The ACLU of Washington, the National ACLU's Women's Rights Project, and the Northwest Women's Law Center today filed a friend-of-the-court brief with the Washington Court of Appeals backing a woman's right to end her marriage regardless of whether she is pregnant. In the appeal of a case that has drawn media attention -- and shocked reactions -- around the nation, the organizations are supporting a Spokane woman seeking a divorce from her abusive husband.
"Domestic violence is a widespread problem in our society. It is especially difficult and often dangerous for pregnant women. Rights should never be based on a person's reproductive choices. A woman's ability to divorce simply should not depend on whether she is pregnant," said ACLU-WA Legal Program Director Julya Hampton.
"In addition to the domestic violence issues, the Court of Appeals must consider and acknowledge that all people in Washington have the right to be divorced." said Lisa Stone, Executive Director of the Northwest Women's Law Center. "Preventing Ms. Hughes or any woman from divorcing because she is pregnant not only endangers her, it also discriminates against her in violation of our Constitution."
Shawnna Hughes was married to Carlos Hughes, and they have two minor children. Mr. Hughes became abusive, and he was ultimately imprisoned for crimes of domestic violence. Concerned that Mr. Hughes would soon be released from prison and fearing renewed violence, Ms. Hughes filed a Petition for Dissolution in April 2004 and several weeks later obtained a default order entitling her to obtain a divorce. Mr. Hughes did not object to the divorce petition.
During the summer of 2004, Ms. Hughes became pregnant through her relationship with another man; the baby is due in March 2005. In October, a court commissioner signed the final orders to implement the divorce. Spokane County Superior Court Judge Paul Bastine revoked the dissolution decree when he learned from the County Prosecutor's Office that Ms. Hughes is pregnant. In his oral ruling, the judge said that pregnant women could not divorce their husbands until after giving birth. The judge believed he was acting to protect the interest of the future child by insuring that he or she would not be born out of wedlock. The Spokane County Prosecutor's Office, acting on behalf of the state, agreed with the judge. State officials asserted that granting the divorce would leave the state unable to pursue the father for financial support.
However, there is no statutory authority for the judge's action. Washington is a no-fault divorce state, and the Court has no discretion to deny a properly made petition for dissolution. The judge's action reflected an archaic view of illegitimacy. By law, a child born to parents who are not married to each other has the same rights as a child whose parents are married.
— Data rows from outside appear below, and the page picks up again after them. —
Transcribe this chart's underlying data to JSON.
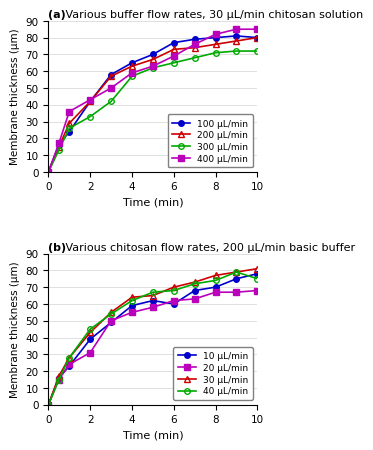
{
  "panel_a": {
    "title_bold": "(a)",
    "title_rest": " Various buffer flow rates, 30 μL/min chitosan solution",
    "xlabel": "Time (min)",
    "ylabel": "Membrane thickness (μm)",
    "xlim": [
      0,
      10
    ],
    "ylim": [
      0,
      90
    ],
    "yticks": [
      0,
      10,
      20,
      30,
      40,
      50,
      60,
      70,
      80,
      90
    ],
    "xticks": [
      0,
      2,
      4,
      6,
      8,
      10
    ],
    "series": [
      {
        "label": "100 μL/min",
        "color": "#0000cc",
        "marker": "o",
        "markerfacecolor": "#0000cc",
        "x": [
          0,
          0.5,
          1,
          2,
          3,
          4,
          5,
          6,
          7,
          8,
          9,
          10
        ],
        "y": [
          0,
          16,
          24,
          42,
          58,
          65,
          70,
          77,
          79,
          80,
          81,
          80
        ]
      },
      {
        "label": "200 μL/min",
        "color": "#cc0000",
        "marker": "^",
        "markerfacecolor": "none",
        "x": [
          0,
          0.5,
          1,
          2,
          3,
          4,
          5,
          6,
          7,
          8,
          9,
          10
        ],
        "y": [
          0,
          15,
          29,
          42,
          57,
          63,
          67,
          73,
          74,
          76,
          78,
          80
        ]
      },
      {
        "label": "300 μL/min",
        "color": "#00aa00",
        "marker": "o",
        "markerfacecolor": "none",
        "x": [
          0,
          0.5,
          1,
          2,
          3,
          4,
          5,
          6,
          7,
          8,
          9,
          10
        ],
        "y": [
          0,
          13,
          26,
          33,
          42,
          57,
          62,
          65,
          68,
          71,
          72,
          72
        ]
      },
      {
        "label": "400 μL/min",
        "color": "#bb00bb",
        "marker": "s",
        "markerfacecolor": "#bb00bb",
        "x": [
          0,
          0.5,
          1,
          2,
          3,
          4,
          5,
          6,
          7,
          8,
          9,
          10
        ],
        "y": [
          0,
          17,
          36,
          43,
          50,
          59,
          63,
          69,
          76,
          82,
          85,
          85
        ]
      }
    ]
  },
  "panel_b": {
    "title_bold": "(b)",
    "title_rest": " Various chitosan flow rates, 200 μL/min basic buffer",
    "xlabel": "Time (min)",
    "ylabel": "Membrane thickness (μm)",
    "xlim": [
      0,
      10
    ],
    "ylim": [
      0,
      90
    ],
    "yticks": [
      0,
      10,
      20,
      30,
      40,
      50,
      60,
      70,
      80,
      90
    ],
    "xticks": [
      0,
      2,
      4,
      6,
      8,
      10
    ],
    "series": [
      {
        "label": "10 μL/min",
        "color": "#0000cc",
        "marker": "o",
        "markerfacecolor": "#0000cc",
        "x": [
          0,
          0.5,
          1,
          2,
          3,
          4,
          5,
          6,
          7,
          8,
          9,
          10
        ],
        "y": [
          0,
          16,
          23,
          39,
          49,
          59,
          62,
          60,
          68,
          70,
          75,
          78
        ]
      },
      {
        "label": "20 μL/min",
        "color": "#bb00bb",
        "marker": "s",
        "markerfacecolor": "#bb00bb",
        "x": [
          0,
          0.5,
          1,
          2,
          3,
          4,
          5,
          6,
          7,
          8,
          9,
          10
        ],
        "y": [
          0,
          15,
          24,
          31,
          50,
          55,
          58,
          62,
          63,
          67,
          67,
          68
        ]
      },
      {
        "label": "30 μL/min",
        "color": "#cc0000",
        "marker": "^",
        "markerfacecolor": "none",
        "x": [
          0,
          0.5,
          1,
          2,
          3,
          4,
          5,
          6,
          7,
          8,
          9,
          10
        ],
        "y": [
          0,
          17,
          28,
          43,
          55,
          64,
          65,
          70,
          73,
          77,
          79,
          81
        ]
      },
      {
        "label": "40 μL/min",
        "color": "#00aa00",
        "marker": "o",
        "markerfacecolor": "none",
        "x": [
          0,
          0.5,
          1,
          2,
          3,
          4,
          5,
          6,
          7,
          8,
          9,
          10
        ],
        "y": [
          0,
          15,
          28,
          45,
          54,
          62,
          67,
          68,
          72,
          74,
          79,
          75
        ]
      }
    ]
  }
}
Further, the state's Parentage Act provides that any questions about parentage can be resolved by a paternity test, and the man determined to be the father will have financial responsibility regardless of marital status.
The friend-of-the-court brief was written by ACLU-WA board member Trilby Robinson-Dorn, Northwest Women's Law Center cooperating attorney Kristin Boraas, and Law Center staff attorney Nancy Sapiro. Several organizations advocating for women's rights have joined the brief, including the Refugee and Immigrant Forum; the Washington State Coalition against Domestic Violence; NARAL Pro-Choice Washington; the National Coalition against Domestic Violence; Washington NOW; the Washington Coalition of Sexual Assault Programs; Stop Family Violence; and the Family Violence Prevention Fund.